The misleadingly named Cybersurfer ("entertainment for the Digital Generation") also has a Web 100 -- a list of sites, not people -- but the rest of the magazine is hardly about the online world at all. Quickie interviews with celebs like Sylvester Stallone and Michael Jordan make no reference whatsoever to the Web, the Net or even computers. How the "sexual confessions" of a former writer of pulp-porn paperbacks fits in here is impossible to say.
Moving from the consumer field into a gray zone between the mass market and the professional mags, we find both NetGuide and Internet World. NetGuide, on track a couple of years ago to become the best-written general interest magazine about the online world, seems now to have been repositioned as a trade publication -- but even there its focus is hard to pin down. Its April issue, for example, pairs a feature on "The 365 Best Places to Hang Out Online" with a cover story on "Top Tools to Manage Your Web Site." (Presumably, if your tools are spiffy enough, you might have some free time left to chat.) May's issue was all over the map, with features on searching tips, streaming audio and video servers and "Hottest 200 mhz MMX desktops."
It's amazing how many magazines ostensibly devoted to the Net feel an irrepressible need to review MMX PCs. There they are in the June Internet World, too. This battle-scarred magazine, which once served as a valuable common ground for the Internet's users, site managers, content creators and businesspeople, seems now to have retreated into the boxes-and-tools-reviews formula. Though it calls itself "The Magazine for Internet Users," the titles of features like "Who Visits Your Web Site?" suggest a more hard-core focus. And a staggering 48 of the magazine's 176 June pages are devoted to the program guide for Mecklermedia's Summer Internet World 97.
For the true professionals, ZD has targeted its ZD Internet Magazine, which targets the Ziff/PC Magazine formula at the Net -- lots and lots of ZD Labs product reviews, technical coverage and business advice. There's a gaggle of other trade magazines that name themselves forthrightly: Net Professional, Web Techniques, Web Publisher, Web Informant. There are also increasingly specialized publications aimed at ever narrower (and theoretically more lucrative) market slices, like Internet Shopper. You will also find your newsstand full of one-shot Internet how-to guides: Some offer useful information, while others -- like the $9.95 Web Board -- are just phone-book style listings of Web addresses, without any kind of description or commentary. If you're in the U.S. and you've got a particularly ambitious local newsstand you'll also find British magazines like .Net and Total Internet. Though the Net is global, print advertising is still strictly organized by country.

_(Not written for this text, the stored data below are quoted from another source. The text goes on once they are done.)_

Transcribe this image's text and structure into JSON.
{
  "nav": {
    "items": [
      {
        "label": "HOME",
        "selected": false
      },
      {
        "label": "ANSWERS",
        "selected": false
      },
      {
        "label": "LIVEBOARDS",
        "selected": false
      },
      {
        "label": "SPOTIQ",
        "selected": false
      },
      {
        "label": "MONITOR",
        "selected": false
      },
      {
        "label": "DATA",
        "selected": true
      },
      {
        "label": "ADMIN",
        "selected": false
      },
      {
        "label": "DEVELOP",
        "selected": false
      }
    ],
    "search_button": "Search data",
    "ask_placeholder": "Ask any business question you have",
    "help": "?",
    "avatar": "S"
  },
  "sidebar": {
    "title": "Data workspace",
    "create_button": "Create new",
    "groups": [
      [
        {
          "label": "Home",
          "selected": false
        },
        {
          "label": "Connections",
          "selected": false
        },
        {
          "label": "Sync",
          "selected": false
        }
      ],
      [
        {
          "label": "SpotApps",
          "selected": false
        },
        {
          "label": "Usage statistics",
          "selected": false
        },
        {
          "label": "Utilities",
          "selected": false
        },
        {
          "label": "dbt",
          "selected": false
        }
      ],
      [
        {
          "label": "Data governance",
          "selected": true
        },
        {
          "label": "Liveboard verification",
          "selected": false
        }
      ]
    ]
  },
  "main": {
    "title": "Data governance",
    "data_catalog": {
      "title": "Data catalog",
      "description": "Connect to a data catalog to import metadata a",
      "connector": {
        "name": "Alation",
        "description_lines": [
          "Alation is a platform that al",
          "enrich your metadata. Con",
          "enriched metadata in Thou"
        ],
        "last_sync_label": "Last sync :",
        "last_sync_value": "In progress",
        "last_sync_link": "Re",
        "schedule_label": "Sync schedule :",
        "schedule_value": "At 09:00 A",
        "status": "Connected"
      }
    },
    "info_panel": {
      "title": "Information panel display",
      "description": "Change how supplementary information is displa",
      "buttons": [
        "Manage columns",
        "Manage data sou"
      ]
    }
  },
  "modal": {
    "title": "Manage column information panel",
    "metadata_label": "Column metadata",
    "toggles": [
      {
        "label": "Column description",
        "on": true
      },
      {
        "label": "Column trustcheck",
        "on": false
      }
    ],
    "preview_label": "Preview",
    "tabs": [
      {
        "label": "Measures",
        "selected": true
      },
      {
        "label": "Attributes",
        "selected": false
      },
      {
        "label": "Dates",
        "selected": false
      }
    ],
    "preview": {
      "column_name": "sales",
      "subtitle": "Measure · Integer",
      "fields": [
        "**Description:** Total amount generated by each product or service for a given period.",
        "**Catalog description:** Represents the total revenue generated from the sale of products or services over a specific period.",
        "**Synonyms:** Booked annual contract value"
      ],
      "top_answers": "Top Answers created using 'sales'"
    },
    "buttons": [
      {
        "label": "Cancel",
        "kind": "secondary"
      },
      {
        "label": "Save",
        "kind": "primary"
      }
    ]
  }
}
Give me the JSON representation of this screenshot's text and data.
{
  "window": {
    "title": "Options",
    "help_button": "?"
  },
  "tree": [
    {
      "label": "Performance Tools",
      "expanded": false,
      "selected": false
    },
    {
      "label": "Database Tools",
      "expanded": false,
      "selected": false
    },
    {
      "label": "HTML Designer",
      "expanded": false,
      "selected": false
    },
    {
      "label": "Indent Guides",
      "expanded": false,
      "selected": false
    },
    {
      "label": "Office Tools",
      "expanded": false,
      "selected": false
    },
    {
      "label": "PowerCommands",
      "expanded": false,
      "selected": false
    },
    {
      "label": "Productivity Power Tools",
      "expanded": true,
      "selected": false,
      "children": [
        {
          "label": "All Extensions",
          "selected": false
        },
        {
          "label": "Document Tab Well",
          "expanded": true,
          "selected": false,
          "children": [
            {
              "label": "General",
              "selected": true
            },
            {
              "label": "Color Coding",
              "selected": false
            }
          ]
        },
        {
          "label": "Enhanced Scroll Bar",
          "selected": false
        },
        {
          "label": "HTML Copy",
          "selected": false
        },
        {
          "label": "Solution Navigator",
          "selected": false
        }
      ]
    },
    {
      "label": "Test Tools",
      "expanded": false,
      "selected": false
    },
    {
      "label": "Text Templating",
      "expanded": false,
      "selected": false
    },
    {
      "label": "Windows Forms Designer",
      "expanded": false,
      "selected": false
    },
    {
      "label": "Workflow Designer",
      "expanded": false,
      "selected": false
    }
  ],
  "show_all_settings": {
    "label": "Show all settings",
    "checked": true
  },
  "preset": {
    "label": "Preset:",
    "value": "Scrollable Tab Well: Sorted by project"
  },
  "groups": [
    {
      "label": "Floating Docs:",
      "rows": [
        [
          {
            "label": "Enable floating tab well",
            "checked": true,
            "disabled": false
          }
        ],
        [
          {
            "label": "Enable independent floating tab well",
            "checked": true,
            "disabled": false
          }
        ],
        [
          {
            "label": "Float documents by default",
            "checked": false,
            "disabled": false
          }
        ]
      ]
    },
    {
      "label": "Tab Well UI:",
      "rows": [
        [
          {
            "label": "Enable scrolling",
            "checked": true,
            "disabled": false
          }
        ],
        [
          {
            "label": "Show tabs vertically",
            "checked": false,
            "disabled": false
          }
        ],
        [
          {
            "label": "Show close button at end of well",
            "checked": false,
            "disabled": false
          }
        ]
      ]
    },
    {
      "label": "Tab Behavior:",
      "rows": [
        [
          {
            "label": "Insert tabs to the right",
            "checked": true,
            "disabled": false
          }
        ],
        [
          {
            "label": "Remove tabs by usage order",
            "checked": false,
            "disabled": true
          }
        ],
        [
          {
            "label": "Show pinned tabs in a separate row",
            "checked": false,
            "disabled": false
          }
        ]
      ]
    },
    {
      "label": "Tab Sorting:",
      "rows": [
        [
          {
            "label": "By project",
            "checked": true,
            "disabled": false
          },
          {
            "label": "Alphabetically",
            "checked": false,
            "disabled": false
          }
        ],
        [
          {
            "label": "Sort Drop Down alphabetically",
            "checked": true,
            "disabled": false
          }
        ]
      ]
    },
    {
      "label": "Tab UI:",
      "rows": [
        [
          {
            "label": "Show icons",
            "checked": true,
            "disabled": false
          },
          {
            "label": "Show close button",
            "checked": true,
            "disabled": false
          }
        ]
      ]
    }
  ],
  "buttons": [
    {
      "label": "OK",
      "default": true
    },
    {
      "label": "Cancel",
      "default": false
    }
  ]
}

Finally, no roundup of publications about the online world can leave out Jack Rickard's venerable Boardwatch, which started out years ago as a guide to the world of independent bulletin board services and remains true to its roots. Though it's on glossier paper today, it's still typeset rather awkwardly, it still features wonderfully drab covers (that's FCC Chairman Reed Hundt beaming from the April issue), and it still prints what seems like every letter anyone sends Rickard. It's most notable for its collection of cantankerous columnists and their ruminations on the issues and controversies of the Net world, particularly from the perspective of little-guy service providers. It's not for everyone -- but you'll never mistake it for any other rag.